His New Jersey appearance was about the sixth he's made with the Humane Society of the United States since his release from prison and house arrest back in July. And there will be more.
"He's said he will do this for many years," said Humane Society President Wayne Pacelle.
Pacelle said Vick's appearances are voluntary, not part of any parole.
"I should have known better," Vick admitted to a couple of hundred kids at the Boys and Girls Clubs of Newark.
He said he's hopeful one day he'll have a dog again. "I don't know when that day is going to come.

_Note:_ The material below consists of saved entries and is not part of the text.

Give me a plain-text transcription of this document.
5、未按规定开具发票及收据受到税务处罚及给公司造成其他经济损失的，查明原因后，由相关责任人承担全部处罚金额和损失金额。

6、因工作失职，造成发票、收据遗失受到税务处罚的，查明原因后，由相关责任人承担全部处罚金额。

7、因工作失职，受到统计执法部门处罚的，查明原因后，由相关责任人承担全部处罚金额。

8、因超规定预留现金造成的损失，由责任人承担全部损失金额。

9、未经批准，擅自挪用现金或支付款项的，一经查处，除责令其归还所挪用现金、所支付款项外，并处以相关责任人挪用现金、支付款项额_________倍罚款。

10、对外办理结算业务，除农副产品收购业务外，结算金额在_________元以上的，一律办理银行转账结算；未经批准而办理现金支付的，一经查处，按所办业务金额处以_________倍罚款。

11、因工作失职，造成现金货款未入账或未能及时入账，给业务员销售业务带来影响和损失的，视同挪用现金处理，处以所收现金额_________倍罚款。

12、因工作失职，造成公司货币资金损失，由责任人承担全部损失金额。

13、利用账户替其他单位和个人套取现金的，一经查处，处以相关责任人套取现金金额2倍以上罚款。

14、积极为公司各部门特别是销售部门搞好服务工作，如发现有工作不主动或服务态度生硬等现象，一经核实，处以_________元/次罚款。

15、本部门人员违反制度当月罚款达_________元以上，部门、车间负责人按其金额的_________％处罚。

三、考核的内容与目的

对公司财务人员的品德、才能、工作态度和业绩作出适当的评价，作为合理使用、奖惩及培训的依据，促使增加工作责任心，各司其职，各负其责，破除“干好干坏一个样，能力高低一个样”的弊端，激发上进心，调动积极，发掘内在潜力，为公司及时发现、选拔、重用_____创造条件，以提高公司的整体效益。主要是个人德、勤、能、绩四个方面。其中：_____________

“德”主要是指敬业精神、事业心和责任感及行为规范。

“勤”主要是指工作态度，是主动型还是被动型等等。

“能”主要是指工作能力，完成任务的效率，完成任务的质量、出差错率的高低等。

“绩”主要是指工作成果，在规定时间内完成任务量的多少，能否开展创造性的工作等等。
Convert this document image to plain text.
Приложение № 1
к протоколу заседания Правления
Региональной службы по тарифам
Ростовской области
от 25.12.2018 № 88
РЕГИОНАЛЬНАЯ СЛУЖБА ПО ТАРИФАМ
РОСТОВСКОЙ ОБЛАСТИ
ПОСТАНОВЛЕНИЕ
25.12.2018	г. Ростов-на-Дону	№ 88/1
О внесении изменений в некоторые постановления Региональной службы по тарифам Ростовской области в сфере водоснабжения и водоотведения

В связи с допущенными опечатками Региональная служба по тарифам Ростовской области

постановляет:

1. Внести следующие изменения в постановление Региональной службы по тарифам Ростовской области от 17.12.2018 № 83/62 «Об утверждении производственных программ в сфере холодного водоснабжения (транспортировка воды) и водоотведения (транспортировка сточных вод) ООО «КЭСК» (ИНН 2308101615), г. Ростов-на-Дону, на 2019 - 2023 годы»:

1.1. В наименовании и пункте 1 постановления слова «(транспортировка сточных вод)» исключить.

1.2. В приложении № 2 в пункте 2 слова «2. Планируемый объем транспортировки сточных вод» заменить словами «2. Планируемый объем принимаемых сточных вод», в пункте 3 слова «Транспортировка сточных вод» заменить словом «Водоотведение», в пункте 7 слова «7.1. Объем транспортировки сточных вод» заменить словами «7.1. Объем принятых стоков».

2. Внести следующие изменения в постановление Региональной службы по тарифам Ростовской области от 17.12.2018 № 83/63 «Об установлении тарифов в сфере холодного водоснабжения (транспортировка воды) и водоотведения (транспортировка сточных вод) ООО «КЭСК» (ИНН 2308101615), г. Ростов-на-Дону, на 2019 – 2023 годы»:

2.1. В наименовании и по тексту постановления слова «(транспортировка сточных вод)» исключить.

It's up to my judge at his discretion," he said.
The school kids from across Newark took his message to heart.
"I think it's (dogfighting) bad, you shouldn't hurt any living creature at all," an 8-year-old said.
When asked by one of the children why he participated in dog fighting, Vick responded: "I don't understand why to this day." But he told them, "use me as an example for you not to do the things that would lead you down the wrong path."